60 days. 25 States. 5 Bears.

Sarah and Greg are setting out on an adventure exploring American trust and fear through hospitality. Armed with their charm, courage, and a camera, they will rely on the kindness of strangers for a home each night, and if they're lucky, a few meals along the way.

The story began in summer 2009 when Greg exclaimed in his sleep, "We have to go to Bear, Colorado!" Unfortunately, no Bear actually exists in Colorado. However, there are five Bears in America, fortuitously located in a perfect a 'U' around the continental U.S. - in Washington, Idaho, Arizona, Arkansas, and Delaware. Following the trail of the Bears, Sarah and Greg will travel through 25 states of all different cultures, demographics, populations, and Americans.

Through conversations with locals, we will explore our themes on a personal level and embrace the stories that turn strangers into neighbors. Our discussions with scholars and professionals will dig into the philosophy and nature of a core aspect of what makes us human. We will understand why (or if) we let people into our hearts and our homes.

Check us out at:


Day 9: Wausau, Wisconsin

Well there is a nude beach near Mazomanie, hence our last cliffhanger post -- and in the morning, after leaving Don and Verna's house, we headed over to it. It was a little brisk out, and with thunderstorms the night before, there was no one on the beach. But the 3/4 mile walk to the sandy land on the calm Wisconsin River was peaceful, and the location so gorgeous -- we took a dip until we were too cold to bare -- I mean bear -- it anymore.

Wausau was a special stop on our trip, as we got to visit my Aunt Babs, Uncle Tim, Cousin Tricia, and Great-Grandma Robbins. We had a lovely time seeing them, family we don't get to see very often, and our relaxing time with them was complemented with a tour of town. We even got to tape up some rough edges on our rig and test out our rain rig in the comfort of a familiar home. But we had to keep up with the purpose of our project, so we set out to downtown Wausau to find a place to stay, all of us unsure whether to hope for luck or not so we could stay back at Aunt Babs and Uncle Tim's house.

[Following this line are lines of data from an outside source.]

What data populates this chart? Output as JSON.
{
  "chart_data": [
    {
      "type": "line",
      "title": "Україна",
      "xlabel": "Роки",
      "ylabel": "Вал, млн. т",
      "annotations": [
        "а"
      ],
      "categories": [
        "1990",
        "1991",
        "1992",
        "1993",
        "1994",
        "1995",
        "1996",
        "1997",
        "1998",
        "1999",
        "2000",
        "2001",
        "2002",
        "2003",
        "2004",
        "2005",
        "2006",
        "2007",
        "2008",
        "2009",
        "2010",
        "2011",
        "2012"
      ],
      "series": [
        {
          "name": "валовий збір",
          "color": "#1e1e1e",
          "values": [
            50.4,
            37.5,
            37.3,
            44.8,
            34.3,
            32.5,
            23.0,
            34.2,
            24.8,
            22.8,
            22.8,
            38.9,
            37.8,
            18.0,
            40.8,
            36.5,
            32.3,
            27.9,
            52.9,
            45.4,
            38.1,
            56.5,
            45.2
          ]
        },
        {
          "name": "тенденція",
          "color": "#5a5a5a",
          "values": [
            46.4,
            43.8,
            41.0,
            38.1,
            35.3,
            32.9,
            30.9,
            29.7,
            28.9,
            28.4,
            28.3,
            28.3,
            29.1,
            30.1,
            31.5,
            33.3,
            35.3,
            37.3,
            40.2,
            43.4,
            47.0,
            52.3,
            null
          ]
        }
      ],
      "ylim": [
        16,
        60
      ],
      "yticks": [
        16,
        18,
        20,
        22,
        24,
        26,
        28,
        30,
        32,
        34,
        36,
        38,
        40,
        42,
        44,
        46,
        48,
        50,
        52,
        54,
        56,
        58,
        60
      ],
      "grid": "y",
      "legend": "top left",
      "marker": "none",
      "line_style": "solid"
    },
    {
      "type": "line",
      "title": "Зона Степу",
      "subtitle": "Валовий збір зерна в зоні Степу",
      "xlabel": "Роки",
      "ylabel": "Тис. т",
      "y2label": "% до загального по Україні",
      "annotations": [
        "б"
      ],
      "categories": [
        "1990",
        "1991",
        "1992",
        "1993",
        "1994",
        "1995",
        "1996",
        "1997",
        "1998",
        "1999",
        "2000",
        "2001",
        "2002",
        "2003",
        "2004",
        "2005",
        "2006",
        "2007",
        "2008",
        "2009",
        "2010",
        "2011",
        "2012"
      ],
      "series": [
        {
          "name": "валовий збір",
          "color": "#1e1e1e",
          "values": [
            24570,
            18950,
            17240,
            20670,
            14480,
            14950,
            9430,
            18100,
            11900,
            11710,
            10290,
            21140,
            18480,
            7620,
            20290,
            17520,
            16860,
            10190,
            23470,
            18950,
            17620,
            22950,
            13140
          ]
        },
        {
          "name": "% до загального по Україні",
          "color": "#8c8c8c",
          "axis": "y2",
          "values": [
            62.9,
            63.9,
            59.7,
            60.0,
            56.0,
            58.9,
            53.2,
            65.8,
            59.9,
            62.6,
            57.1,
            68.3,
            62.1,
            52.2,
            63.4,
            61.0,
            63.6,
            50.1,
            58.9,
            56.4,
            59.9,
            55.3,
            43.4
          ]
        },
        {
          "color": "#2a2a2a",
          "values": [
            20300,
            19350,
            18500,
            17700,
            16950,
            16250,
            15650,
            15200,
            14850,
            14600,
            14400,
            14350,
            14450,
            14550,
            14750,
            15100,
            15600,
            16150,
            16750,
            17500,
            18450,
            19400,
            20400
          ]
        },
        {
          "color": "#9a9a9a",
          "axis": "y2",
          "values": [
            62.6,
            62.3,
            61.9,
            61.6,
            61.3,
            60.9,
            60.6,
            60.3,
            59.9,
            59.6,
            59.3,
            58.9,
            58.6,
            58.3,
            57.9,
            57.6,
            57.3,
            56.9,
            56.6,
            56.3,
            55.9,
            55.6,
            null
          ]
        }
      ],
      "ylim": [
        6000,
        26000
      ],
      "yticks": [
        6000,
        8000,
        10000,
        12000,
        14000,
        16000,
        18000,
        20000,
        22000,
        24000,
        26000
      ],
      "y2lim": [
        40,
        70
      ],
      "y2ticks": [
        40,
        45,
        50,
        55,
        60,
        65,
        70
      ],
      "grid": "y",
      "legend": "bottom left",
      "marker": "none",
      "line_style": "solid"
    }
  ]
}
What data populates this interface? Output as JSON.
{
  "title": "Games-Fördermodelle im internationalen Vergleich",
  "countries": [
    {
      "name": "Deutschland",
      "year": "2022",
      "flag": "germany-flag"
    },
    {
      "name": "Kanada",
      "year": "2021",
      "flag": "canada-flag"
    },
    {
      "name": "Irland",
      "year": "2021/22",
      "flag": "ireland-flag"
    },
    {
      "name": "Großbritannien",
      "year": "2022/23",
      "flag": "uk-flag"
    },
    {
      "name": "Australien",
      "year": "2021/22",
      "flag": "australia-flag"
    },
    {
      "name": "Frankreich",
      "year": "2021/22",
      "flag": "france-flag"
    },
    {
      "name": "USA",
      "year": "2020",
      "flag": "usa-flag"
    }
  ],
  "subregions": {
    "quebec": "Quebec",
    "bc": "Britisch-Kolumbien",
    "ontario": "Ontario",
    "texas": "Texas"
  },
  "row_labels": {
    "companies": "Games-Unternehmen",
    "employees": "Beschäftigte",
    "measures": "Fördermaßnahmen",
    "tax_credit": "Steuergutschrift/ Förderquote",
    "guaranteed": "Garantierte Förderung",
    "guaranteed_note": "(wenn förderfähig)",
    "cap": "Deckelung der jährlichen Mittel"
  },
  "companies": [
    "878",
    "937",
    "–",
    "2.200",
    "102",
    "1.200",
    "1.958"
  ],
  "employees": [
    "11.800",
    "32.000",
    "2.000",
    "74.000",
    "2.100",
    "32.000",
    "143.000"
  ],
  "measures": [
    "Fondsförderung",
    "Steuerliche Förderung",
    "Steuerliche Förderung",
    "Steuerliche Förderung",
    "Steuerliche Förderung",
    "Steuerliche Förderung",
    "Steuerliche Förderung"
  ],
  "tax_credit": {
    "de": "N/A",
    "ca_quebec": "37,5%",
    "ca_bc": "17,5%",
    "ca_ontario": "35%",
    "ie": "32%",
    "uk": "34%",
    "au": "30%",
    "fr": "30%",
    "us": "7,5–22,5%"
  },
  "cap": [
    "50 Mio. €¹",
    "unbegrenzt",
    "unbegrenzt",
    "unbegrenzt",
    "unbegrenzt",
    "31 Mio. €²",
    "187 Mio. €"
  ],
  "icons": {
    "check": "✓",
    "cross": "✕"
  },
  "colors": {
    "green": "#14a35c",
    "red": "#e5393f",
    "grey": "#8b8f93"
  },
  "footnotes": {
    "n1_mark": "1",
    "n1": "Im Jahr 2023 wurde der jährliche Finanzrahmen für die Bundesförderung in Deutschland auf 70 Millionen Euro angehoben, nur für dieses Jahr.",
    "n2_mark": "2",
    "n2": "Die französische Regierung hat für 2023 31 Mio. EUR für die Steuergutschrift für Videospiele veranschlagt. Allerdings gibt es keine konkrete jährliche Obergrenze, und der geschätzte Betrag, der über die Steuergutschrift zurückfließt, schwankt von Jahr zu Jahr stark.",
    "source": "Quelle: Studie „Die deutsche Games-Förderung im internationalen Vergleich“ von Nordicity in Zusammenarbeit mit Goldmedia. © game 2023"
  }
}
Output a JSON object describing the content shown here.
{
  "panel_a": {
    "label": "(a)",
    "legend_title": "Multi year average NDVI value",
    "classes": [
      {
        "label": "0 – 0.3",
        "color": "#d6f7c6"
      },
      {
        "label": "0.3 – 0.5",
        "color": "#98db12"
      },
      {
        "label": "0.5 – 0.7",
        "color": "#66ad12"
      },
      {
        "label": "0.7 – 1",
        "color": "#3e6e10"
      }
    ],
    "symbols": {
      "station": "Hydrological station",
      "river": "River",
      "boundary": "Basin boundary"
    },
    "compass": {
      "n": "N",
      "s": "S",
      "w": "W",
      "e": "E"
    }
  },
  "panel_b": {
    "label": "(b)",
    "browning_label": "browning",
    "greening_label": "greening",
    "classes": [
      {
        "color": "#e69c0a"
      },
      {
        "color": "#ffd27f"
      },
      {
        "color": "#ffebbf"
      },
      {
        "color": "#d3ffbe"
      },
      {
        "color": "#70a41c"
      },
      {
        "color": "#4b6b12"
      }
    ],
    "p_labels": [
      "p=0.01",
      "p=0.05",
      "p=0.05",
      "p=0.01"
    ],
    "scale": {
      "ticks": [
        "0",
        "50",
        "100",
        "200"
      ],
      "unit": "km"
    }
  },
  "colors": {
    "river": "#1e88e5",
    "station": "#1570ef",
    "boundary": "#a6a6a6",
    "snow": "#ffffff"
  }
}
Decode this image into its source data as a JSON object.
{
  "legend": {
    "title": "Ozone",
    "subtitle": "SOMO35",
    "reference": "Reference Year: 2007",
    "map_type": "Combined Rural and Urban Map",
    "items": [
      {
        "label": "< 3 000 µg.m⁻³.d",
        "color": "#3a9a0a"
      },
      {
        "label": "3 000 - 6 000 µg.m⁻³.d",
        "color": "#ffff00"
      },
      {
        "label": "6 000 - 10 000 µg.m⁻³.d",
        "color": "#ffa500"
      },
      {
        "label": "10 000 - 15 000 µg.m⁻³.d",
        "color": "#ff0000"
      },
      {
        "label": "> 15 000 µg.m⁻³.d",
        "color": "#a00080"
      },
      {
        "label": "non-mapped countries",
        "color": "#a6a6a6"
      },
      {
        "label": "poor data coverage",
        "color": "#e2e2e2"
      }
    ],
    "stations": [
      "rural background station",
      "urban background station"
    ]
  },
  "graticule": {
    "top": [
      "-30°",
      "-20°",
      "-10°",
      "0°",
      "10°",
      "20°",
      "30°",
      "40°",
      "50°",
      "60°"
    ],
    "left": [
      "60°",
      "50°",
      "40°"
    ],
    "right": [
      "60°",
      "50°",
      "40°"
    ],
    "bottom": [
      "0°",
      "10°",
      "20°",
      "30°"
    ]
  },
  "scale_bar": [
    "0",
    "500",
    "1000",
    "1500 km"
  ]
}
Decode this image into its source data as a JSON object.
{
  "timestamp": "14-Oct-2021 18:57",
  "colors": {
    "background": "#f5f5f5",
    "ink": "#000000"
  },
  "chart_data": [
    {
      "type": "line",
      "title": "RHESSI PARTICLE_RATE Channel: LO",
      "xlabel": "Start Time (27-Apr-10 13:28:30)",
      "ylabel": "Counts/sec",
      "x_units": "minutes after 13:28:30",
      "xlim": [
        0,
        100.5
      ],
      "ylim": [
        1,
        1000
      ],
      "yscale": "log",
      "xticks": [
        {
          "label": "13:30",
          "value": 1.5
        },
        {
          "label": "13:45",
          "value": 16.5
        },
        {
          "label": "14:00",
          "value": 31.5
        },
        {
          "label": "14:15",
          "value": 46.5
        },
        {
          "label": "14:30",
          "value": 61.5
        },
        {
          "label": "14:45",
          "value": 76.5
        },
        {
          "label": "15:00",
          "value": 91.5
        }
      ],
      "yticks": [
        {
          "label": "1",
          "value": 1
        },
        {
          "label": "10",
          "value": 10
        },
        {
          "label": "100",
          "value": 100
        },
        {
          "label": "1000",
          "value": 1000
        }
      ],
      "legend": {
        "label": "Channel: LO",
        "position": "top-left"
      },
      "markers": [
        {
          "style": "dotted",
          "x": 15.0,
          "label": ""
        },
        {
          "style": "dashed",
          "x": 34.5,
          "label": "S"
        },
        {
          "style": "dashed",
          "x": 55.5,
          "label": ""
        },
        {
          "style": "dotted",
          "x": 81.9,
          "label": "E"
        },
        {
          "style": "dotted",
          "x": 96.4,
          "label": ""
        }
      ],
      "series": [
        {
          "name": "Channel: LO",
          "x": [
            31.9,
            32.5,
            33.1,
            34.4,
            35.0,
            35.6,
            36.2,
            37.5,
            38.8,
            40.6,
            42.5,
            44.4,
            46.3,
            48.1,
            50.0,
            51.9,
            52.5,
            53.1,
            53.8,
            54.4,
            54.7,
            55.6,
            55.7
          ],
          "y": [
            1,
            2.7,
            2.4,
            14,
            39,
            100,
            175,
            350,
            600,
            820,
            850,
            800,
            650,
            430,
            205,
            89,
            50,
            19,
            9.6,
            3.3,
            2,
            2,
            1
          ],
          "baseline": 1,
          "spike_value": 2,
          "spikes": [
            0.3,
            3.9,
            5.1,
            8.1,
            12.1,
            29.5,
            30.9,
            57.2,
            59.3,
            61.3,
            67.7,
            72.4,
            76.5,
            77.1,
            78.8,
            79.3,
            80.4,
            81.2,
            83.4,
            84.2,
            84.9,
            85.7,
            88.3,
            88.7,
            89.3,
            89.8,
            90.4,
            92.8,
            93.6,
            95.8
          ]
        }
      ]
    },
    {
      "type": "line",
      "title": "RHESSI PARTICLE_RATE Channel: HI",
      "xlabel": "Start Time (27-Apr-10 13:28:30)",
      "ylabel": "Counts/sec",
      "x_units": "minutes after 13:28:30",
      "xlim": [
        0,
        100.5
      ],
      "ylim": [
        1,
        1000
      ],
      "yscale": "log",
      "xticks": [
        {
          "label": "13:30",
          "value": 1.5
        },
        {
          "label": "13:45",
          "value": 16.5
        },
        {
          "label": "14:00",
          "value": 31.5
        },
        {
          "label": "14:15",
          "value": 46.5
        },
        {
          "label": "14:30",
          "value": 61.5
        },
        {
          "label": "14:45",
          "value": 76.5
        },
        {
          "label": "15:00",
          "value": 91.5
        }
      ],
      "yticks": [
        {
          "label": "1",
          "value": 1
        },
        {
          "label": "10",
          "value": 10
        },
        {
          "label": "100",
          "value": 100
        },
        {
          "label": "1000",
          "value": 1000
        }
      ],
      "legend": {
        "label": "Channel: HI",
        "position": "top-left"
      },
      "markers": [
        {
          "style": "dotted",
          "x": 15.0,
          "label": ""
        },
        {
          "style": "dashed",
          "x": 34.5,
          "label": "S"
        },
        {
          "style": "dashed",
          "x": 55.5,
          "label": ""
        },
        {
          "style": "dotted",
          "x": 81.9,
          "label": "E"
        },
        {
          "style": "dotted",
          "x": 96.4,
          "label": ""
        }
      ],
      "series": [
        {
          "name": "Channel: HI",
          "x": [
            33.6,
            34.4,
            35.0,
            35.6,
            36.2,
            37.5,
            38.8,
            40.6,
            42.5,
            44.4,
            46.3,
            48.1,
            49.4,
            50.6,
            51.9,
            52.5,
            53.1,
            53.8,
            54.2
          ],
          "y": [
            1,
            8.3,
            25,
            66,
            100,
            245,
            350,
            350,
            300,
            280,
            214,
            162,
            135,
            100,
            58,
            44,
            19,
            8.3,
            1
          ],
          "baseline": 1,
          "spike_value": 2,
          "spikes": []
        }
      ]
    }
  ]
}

The park in the center of town was supposed to have a concert, but the music got moved indoors in the afternoon with predictions of rain. By the time we got to the park around 7, the concert was in action but a number of people had decided to just remain camped out in the park -- if you bring lawn chairs and a picnic, why go inside? So we got to meet some interesting folks sitting outside, and although they were very friendly and proud of the community, the first few people we spoke to just dodged our ultimate question -- not a negative thing, necessarily, but certainly interesting. A little later, Sarah and I ended up speaking with two different groups at the same time, and unknowingly, we both got yes's at the same time -- from a relaxed single guy named Ty, and from an older couple, Chuck and Sue, who were petitioning for Chuck to run for local government. After some discussion and Chinese food, we ended up taking Ty up on his offer. We'll never know what we missed with Chuck and Sue, but we had to go with the first person to say yes.

And we had a great time, a very relaxing time in fact -- casual constant conversation with Ty and his friend Dawn (while Dawn's kids slept on the couch), a comfortable futon, then a great breakfast of chocolate-chip-cinammon-clove pancakes (made by Sarah) and eggs with tomatoes and onions (made by Ty).

We have one of our longer driving days today, heading down to Decorah, Iowa, where we're doing our first night of Couchsurfing. We're looking forward to a new experience and conversation about how hospitality via the internet creates community and comfort, and maybe even a pot luck dinner.